Szkoła przekazała uczniom laptopy na czas nauki zdalnej. Rodzice oddali je do lombardu
Szkoła w Kożuchowie przekazała informacje o bulwersującym zdarzeniu. Laptopy, które zostały przekazane uczniom na czas nauki zdalnej, zniknęły. Jak się okazało, trafiły do lombardu, co potwierdzili już funkcjonariusze, którzy doprowadzili do odzyskania sprzętu. Jedna z matek przyznała się już do winy.
Dyrektor szkoły podstawowej w Kożuchowie nadal jest w szoku po skandalu związanym z placówką i rodzicami uczniów. Po tym, jak Arkadiusz Sidor dowiedział się, że część sprzętu wypożyczonego uczniom na czas pracy zdalnej trafiła do lombardu, zapowiedział kontrole wszystkich laptopów.
Szkoła Podstawowa nr 1 im. Bolesława Krzywoustego w Kożuchowie udostępniła swoim uczniom ponad 40 laptopów na czas nauki zdalnej. Sprzęt został wypożyczony najbiedniejszym rodzicom. Dyrektor był zszokowany wiadomością, że kilka komputerów zniknęło i postanowił zawiadomić policję.

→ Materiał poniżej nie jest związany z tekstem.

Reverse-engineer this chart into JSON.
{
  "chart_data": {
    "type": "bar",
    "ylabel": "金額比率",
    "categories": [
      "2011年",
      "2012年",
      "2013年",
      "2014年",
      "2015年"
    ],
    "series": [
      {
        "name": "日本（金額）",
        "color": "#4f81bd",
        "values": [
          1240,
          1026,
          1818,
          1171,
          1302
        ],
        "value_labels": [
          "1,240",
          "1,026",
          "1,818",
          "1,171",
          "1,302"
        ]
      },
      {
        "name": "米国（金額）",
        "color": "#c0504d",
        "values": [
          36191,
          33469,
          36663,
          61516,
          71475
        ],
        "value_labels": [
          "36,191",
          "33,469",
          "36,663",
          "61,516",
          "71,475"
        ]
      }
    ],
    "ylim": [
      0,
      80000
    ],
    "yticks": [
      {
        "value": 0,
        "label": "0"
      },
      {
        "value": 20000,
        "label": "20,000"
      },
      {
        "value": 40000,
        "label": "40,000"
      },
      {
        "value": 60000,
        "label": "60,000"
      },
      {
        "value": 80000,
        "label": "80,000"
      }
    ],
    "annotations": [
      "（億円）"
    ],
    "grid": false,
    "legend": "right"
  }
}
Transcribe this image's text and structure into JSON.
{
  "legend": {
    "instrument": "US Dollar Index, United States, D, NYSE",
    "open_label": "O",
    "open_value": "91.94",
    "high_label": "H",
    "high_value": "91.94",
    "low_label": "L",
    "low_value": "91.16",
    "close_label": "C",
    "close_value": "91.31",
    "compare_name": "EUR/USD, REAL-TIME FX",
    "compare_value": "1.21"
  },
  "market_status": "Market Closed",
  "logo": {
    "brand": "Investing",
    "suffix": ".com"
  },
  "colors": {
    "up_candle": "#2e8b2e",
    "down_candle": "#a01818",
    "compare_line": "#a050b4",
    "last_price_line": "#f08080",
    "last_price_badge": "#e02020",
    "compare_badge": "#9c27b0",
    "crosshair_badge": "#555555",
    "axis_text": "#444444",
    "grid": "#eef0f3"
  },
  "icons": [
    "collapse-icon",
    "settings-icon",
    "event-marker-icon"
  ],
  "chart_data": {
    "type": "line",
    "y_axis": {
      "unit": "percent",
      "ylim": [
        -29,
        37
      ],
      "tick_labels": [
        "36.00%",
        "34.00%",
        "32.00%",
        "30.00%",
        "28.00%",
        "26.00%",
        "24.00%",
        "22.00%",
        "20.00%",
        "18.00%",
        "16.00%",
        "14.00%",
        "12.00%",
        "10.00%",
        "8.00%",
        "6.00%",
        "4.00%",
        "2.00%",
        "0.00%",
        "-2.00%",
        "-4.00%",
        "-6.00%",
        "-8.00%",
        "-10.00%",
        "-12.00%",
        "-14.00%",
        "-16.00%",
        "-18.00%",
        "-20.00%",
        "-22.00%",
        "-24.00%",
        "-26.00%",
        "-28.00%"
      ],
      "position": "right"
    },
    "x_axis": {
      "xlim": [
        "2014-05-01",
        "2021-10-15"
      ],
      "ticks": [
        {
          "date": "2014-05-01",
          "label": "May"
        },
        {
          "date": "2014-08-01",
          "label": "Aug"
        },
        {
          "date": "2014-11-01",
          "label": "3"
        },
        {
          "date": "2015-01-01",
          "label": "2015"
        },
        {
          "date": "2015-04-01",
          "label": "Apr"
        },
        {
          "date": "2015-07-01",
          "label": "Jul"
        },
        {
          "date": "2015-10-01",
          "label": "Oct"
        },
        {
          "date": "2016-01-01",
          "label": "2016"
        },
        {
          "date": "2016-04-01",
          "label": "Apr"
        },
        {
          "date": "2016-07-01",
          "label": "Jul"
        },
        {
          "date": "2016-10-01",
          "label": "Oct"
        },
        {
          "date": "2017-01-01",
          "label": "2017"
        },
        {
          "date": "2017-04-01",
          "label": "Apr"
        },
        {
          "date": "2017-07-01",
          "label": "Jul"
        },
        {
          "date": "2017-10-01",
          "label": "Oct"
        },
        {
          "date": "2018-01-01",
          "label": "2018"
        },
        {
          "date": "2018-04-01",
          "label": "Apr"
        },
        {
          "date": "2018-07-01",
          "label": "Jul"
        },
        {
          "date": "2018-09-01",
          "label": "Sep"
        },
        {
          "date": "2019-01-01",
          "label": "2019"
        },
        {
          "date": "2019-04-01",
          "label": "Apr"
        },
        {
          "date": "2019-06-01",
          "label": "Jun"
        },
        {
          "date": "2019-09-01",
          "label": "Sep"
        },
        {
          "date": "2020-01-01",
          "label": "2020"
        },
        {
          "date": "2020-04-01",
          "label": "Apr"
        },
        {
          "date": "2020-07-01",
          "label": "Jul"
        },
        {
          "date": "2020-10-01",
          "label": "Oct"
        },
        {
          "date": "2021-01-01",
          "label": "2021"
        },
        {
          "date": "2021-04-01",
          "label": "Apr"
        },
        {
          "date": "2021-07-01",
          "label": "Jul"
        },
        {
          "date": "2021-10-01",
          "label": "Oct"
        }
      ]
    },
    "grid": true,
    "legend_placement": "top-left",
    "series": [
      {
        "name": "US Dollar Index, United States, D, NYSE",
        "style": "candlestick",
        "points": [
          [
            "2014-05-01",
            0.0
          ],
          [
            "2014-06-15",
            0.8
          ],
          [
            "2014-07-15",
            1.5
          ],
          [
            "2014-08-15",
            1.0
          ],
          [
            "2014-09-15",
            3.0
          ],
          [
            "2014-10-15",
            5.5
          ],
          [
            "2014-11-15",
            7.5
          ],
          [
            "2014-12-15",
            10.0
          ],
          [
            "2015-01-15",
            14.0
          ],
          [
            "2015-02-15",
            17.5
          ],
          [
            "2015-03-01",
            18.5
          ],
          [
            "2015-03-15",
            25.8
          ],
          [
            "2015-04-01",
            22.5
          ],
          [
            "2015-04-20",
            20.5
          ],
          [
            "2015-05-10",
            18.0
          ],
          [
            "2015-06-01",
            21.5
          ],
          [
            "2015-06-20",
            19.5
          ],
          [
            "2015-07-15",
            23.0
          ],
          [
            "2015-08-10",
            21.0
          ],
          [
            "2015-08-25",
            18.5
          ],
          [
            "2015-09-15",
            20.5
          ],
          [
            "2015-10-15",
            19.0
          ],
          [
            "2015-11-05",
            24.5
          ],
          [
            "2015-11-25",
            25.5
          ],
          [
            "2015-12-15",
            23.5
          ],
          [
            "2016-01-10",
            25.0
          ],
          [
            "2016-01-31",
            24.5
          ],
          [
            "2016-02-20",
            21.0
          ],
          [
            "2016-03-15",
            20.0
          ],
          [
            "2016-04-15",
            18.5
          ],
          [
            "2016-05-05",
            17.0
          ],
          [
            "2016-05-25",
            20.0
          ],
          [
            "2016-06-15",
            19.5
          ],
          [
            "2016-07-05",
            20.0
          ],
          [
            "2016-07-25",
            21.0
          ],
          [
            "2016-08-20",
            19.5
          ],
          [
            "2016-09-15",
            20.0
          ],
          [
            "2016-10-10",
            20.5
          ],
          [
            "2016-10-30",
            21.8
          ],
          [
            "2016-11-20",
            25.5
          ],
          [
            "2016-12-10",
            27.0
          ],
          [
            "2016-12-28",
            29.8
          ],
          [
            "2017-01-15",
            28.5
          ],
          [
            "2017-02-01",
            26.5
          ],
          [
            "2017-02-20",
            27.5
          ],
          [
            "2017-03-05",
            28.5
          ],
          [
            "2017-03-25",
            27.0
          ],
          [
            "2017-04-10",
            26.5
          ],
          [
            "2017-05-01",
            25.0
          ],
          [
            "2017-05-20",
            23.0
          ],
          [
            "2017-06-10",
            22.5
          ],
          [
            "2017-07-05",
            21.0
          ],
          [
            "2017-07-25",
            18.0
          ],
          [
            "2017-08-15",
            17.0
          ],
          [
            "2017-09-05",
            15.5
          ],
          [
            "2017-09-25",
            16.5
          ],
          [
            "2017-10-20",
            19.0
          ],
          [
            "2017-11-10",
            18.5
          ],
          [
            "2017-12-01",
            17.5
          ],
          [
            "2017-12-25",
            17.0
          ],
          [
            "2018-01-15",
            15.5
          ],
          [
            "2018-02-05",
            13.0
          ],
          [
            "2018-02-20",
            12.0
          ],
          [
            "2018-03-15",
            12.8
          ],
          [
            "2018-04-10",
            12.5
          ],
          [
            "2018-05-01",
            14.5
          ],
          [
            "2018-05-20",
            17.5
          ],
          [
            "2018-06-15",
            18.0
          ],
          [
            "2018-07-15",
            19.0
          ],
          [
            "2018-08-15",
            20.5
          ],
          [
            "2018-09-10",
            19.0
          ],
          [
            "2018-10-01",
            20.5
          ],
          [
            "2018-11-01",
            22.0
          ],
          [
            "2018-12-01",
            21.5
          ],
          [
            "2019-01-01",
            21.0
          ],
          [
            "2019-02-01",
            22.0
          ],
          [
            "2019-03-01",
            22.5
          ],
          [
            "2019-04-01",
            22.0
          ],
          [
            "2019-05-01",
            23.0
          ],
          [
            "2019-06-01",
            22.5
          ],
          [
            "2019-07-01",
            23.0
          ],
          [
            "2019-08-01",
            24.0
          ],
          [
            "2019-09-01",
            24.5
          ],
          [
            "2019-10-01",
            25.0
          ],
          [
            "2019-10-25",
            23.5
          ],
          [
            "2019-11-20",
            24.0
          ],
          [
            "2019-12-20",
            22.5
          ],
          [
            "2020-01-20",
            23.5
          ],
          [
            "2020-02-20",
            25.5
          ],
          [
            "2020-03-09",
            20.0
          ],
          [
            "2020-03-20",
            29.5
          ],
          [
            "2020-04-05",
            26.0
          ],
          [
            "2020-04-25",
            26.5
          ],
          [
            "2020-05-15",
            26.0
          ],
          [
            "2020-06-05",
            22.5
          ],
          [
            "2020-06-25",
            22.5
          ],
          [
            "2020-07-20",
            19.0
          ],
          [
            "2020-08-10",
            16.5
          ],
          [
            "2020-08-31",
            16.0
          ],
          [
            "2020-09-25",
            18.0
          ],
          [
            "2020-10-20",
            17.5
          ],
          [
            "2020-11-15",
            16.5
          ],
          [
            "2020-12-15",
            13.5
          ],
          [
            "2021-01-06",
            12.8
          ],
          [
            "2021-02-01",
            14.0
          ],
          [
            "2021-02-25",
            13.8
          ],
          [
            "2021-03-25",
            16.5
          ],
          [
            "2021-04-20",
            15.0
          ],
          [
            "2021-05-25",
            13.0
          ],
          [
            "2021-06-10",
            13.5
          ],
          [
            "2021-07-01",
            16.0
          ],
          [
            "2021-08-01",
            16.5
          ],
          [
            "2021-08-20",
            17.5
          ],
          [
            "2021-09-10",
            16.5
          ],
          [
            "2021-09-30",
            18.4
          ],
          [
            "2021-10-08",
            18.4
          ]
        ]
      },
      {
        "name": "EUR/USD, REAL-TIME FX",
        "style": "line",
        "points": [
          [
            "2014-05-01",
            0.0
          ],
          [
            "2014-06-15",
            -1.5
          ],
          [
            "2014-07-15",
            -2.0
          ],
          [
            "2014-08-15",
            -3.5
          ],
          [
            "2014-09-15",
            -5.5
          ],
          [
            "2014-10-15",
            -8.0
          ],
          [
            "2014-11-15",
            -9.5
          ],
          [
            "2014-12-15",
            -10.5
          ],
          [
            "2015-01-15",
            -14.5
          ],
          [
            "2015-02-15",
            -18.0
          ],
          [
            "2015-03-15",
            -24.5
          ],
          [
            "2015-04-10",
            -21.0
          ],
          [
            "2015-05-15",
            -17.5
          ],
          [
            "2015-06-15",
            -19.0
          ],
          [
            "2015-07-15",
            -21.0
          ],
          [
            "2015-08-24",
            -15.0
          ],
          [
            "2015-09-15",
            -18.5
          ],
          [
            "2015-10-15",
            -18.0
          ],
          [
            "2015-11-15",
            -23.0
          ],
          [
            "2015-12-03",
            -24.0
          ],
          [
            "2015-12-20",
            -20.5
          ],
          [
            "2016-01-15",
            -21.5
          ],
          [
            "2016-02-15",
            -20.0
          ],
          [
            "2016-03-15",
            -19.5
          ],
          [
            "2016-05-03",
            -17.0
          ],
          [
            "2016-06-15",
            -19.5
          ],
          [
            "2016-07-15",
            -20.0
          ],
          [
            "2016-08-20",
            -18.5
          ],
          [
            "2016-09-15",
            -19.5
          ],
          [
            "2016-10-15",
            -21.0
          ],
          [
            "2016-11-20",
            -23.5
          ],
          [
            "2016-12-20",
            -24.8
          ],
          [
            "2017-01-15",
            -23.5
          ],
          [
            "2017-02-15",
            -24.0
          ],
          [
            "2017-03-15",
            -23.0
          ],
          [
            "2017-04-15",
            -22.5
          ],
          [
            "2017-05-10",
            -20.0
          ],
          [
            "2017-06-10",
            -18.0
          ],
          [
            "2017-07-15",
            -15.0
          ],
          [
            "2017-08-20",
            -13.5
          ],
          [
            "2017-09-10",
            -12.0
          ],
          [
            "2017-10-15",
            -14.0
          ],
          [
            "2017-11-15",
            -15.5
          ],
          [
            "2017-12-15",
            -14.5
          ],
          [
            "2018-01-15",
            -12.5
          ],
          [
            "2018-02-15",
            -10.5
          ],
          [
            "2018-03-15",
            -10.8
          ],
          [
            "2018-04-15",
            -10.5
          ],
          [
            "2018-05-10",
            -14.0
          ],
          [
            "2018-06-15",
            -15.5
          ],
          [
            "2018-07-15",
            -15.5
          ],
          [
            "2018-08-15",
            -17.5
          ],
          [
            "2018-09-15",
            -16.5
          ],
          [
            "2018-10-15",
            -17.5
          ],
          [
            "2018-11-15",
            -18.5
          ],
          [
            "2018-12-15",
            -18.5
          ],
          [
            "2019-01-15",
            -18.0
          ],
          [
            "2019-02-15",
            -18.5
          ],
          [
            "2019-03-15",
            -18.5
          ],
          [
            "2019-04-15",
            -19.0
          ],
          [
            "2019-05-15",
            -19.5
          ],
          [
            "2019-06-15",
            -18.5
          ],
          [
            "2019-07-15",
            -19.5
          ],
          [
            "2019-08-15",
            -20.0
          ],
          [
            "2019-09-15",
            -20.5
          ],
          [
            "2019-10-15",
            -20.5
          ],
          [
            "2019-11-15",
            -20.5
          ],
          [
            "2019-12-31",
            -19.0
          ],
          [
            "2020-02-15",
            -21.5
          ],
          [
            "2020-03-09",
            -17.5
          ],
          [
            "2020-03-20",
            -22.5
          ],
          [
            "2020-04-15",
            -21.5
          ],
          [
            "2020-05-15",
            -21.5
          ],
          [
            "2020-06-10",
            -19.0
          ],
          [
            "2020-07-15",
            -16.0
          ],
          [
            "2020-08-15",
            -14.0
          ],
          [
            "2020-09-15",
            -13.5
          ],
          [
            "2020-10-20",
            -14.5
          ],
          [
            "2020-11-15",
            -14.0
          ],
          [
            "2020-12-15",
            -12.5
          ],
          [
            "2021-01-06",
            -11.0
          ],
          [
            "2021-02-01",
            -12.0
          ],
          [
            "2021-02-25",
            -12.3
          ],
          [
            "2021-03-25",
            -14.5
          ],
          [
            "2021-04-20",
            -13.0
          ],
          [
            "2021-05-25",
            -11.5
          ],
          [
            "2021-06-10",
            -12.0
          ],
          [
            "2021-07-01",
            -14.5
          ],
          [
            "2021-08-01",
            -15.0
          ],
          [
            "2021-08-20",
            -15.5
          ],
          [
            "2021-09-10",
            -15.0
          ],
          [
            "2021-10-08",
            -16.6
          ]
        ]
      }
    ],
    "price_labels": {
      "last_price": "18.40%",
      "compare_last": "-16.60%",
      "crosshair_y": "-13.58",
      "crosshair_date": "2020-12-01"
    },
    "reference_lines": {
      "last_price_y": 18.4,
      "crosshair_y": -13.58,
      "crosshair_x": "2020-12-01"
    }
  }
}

Uczniowie szkoły przestali logować się na wypożyczonym sprzęcie
Po udostępnieniu rodzinom szkolnych laptopów nauczyciele zauważyli, że pewna uczennica nie korzystała ze sprzętu i nie logowała się do systemu. Wreszcie szkoła postanowiła się upomnieć o swój laptop. Wówczas na jaw wyszło skandaliczne przestępstwo.
– Zauważyliśmy, że jedna z uczennic nie loguje się do systemu. Wychowawczyni zaczęła drążyć temat. Chcieliśmy odzyskać komputer, ale nie mogliśmy doprosić się zwrotu. Bezskuteczne było też pismo zobowiązujące do zwrotu laptopa – powiedział dyrektor Szkoły Podstawowej nr 1 im. Bolesława Krzywoustego na łamach TVN24.
Arkadiusz Sidor nie miał wyboru i postanowił zawiadomić policję o podejrzeniu popełnienia przestępstwa. Funkcjonariusze rozpoczęli w tej sprawie dochodzenie i szybko dotarli do jednej z matek, która usłyszała już zarzuty przywłaszczenia mienia oraz oszustwa.
– Kobieta przyznała się do zarzucanych jej czynów. Grozi jej teraz do ośmiu lat pozbawienia wolności. Policjanci odzyskali wszystkie trzy laptopy, a pozostali rodzice będą przesłuchani i także usłyszą zarzuty – słowa Justyny Sęczkowskiej z policji w Nowej Soli cytuje „Gazeta Wyborcza”.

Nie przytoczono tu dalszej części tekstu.